O Moral Distress tende a desenvolver-se quando o médico veterinário se depara com uma emergência, mas não dispõe do equipamento necessário para lidar com ela de forma adequada, acabando o paciente por morrer; quando o enfermeiro veterinário se vê forçado a realizar um procedimento que considera desnecessário, num paciente agressivo, causando-lhe stresse e, consequentemente, piorando o seu comportamento; quando o médico veterinário se vê impedido de prestar os cuidados necessários a um determinado paciente, devido à incapacidade financeira dos tutores. Os sintomas do Moral Distress são muito semelhantes aos descritos nos problemas anteriores.
A área da saúde animal tende a atrair profissionais que procuram a excelência: pessoas perfeccionistas, trabalhadoras, exigentes consigo próprias; pessoas que demonstram uma paixão intensa pela profissão que escolheram, por vezes raiando a obsessão. Além destas características, os profissionais da área da saúde animal tendem a não aplicar em si mesmos aquilo que tão apaixonadamente fazem com os seus pacientes. Quer o Burnout, a Compassion Fatigue, quer o Moral Distress são passíveis de prevenção, se o médico ou enfermeiro veterinário cuidar do seu próprio bem-estar físico, mental e emocional.
As estratégias de prevenção
As noções e estratégias de self-care devem ser implementadas ainda enquanto o profissional se encontra a estudar. É imperativo que comecem a ser abordadas as questões da saúde mental dos profissionais da saúde animal ao longo do percurso académico dos estudantes. Como? Incluindo o tema no plano de estudos, promovendo ações de formação independentes, convidando os alunos a participar em palestras ou eventos formativos que abordem esta temática.

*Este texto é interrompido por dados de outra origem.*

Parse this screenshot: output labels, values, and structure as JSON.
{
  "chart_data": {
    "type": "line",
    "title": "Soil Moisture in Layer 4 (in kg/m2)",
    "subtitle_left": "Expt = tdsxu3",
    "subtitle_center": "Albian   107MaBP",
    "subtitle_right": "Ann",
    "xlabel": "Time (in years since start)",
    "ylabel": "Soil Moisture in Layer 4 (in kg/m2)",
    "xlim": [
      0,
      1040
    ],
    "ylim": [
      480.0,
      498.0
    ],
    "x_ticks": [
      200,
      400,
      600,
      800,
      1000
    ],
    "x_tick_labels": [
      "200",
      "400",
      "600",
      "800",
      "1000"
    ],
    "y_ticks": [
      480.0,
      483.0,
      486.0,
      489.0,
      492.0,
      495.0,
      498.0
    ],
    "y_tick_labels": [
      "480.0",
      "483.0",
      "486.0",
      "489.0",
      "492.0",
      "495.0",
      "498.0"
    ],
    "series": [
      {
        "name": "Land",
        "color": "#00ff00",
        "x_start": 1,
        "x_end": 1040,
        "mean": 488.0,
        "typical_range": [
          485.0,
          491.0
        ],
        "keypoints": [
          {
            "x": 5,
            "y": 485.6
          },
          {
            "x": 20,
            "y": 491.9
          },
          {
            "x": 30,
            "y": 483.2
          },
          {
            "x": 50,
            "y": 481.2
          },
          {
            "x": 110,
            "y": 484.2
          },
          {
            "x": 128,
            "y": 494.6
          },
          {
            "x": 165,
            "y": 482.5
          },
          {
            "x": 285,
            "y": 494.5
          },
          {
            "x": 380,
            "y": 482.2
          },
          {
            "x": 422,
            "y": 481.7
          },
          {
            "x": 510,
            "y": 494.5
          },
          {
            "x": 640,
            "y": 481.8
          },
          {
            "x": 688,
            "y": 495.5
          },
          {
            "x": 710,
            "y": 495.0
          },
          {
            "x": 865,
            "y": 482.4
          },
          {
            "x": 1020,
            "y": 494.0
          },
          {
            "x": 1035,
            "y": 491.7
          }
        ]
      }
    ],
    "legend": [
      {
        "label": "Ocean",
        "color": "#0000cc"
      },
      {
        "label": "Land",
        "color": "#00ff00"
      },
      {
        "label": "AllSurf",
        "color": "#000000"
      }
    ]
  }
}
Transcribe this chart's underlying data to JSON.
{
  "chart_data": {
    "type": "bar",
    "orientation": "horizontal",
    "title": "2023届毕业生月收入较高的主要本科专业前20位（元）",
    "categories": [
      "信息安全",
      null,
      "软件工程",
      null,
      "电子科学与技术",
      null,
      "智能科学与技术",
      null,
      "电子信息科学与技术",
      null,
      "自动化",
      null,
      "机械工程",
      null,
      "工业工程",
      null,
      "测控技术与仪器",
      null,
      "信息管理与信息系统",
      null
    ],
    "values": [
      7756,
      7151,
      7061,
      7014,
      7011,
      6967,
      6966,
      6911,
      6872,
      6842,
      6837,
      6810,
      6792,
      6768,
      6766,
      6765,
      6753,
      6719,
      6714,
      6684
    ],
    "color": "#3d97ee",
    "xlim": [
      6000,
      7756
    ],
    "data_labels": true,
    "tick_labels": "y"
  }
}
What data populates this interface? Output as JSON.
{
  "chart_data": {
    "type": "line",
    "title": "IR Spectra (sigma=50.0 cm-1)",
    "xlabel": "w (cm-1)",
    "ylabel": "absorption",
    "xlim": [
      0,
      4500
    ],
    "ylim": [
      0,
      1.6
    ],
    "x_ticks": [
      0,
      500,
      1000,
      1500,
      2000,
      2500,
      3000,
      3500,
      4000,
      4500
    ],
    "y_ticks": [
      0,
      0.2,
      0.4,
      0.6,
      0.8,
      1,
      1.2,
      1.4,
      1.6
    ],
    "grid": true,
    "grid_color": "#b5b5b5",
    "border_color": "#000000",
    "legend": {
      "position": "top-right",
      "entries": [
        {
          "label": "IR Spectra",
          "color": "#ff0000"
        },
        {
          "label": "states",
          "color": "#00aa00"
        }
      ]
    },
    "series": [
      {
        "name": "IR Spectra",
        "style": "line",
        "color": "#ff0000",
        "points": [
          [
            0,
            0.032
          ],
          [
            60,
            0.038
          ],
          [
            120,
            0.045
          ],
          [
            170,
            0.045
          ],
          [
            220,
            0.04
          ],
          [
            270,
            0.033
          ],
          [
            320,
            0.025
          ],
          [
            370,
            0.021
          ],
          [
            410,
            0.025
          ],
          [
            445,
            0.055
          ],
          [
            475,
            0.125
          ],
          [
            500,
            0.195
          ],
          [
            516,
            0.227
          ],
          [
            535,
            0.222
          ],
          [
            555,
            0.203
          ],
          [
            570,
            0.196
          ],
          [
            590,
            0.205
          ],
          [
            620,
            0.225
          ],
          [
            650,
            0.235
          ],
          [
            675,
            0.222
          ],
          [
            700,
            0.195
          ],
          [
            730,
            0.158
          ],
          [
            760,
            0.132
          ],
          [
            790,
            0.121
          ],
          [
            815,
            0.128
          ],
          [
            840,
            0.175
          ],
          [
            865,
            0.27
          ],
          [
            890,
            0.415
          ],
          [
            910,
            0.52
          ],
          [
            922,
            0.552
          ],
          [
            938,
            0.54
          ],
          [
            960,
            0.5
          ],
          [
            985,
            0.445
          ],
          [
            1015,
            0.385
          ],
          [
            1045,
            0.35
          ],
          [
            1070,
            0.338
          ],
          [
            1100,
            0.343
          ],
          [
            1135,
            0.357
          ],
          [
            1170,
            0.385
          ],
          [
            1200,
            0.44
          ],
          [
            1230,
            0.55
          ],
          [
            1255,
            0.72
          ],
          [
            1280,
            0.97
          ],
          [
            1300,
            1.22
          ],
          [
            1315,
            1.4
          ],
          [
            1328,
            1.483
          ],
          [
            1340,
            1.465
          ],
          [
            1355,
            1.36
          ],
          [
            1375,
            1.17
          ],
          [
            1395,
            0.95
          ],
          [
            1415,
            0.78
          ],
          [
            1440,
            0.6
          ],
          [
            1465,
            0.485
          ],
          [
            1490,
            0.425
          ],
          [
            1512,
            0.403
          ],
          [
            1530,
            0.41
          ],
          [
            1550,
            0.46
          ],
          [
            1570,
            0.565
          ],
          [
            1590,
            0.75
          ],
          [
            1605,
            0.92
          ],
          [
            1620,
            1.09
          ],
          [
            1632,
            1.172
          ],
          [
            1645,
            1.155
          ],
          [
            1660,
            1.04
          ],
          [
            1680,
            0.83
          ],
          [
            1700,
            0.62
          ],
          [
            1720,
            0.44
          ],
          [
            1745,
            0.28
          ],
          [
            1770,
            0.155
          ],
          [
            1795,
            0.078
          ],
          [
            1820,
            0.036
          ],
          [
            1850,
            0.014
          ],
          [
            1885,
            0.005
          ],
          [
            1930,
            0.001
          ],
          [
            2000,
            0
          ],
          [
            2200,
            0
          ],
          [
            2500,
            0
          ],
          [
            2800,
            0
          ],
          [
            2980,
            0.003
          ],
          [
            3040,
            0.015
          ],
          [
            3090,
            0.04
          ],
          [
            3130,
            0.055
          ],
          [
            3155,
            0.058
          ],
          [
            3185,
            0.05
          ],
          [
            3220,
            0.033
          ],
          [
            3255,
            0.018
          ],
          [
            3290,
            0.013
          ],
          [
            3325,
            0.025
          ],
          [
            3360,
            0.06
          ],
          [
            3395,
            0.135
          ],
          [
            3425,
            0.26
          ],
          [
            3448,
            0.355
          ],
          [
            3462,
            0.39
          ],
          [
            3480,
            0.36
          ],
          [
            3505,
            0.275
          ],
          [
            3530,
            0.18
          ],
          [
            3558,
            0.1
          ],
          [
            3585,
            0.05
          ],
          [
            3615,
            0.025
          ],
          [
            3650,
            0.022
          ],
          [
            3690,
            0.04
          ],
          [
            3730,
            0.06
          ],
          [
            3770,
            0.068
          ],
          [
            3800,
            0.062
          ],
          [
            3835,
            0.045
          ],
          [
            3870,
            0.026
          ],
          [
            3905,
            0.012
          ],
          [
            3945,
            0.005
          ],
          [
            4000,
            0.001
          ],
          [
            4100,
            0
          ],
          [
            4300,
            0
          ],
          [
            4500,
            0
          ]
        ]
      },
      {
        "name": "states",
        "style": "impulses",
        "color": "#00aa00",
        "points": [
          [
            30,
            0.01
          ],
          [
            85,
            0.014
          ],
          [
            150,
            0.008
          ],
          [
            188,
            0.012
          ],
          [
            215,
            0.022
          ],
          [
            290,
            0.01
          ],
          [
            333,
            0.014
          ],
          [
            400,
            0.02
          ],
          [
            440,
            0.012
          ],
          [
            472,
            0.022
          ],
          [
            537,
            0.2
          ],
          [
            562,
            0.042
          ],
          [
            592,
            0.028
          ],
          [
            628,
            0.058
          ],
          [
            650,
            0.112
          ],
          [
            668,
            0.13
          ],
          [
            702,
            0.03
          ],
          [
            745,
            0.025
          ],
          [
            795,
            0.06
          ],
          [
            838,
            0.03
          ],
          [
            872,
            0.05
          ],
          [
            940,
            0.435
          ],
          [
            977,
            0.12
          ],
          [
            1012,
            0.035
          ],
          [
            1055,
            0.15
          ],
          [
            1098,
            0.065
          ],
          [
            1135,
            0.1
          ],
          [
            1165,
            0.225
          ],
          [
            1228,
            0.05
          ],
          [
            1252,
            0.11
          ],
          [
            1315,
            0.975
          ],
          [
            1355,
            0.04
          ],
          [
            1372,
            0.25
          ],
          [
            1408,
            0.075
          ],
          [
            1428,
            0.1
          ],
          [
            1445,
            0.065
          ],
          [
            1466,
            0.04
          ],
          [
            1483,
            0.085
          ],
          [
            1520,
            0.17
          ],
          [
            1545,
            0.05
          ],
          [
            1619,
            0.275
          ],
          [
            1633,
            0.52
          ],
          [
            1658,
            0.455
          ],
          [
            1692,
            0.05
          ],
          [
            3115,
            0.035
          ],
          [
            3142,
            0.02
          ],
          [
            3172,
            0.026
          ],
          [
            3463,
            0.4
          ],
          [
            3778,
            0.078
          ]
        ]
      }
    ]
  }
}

Já no mercado de trabalho, o médico ou enfermeiro veterinário deve procurar cuidar do seu bem-estar, de forma ativa. Eis algumas sugestões: Ter a oportunidade de ter uma hora de pausa para almoçar e fazê-lo fora das instalações do CAMV, se possível. Fazer pausas de 5 a 10 minutos, ao longo do dia, de 3 em 3 horas, para comer e beber água. Em dia de folga evitar pensar no trabalho, ou seja, desligar! Tentar ter um hobby ou alguma atividade fora do trabalho, que não envolva animais. Dormir! Ir ao médico, quando necessário. Ir ao cinema com os amigos. Acreditar na qualidade do trabalho que se faz. Elogiar o trabalho do colega, especialmente se este estiver a ter um dia difícil. Perguntar ao colega se precisa de alguma coisa, quando algo não está bem. Conversar. Pedir ajuda, quando necessária. Pedir ajuda.
Mente Sã, Vet São
Os problemas de saúde mental na Medicina Veterinária devem ser discutidos. Não deve ser um assunto “tabu”. Por este motivo foi criado o “Mente Sã, Vet São”, em parceria com o Centro para o Conhecimento Animal. Um projeto de apoio aos profissionais que estejam a passar por Burnout, por Compassion Fatigue ou por algum problema relacionado com a prática clínica, em primeira mão. Um projeto de partilha, de discussão, de divulgação e de desmistificação; poderão encontrá-lo no Facebook.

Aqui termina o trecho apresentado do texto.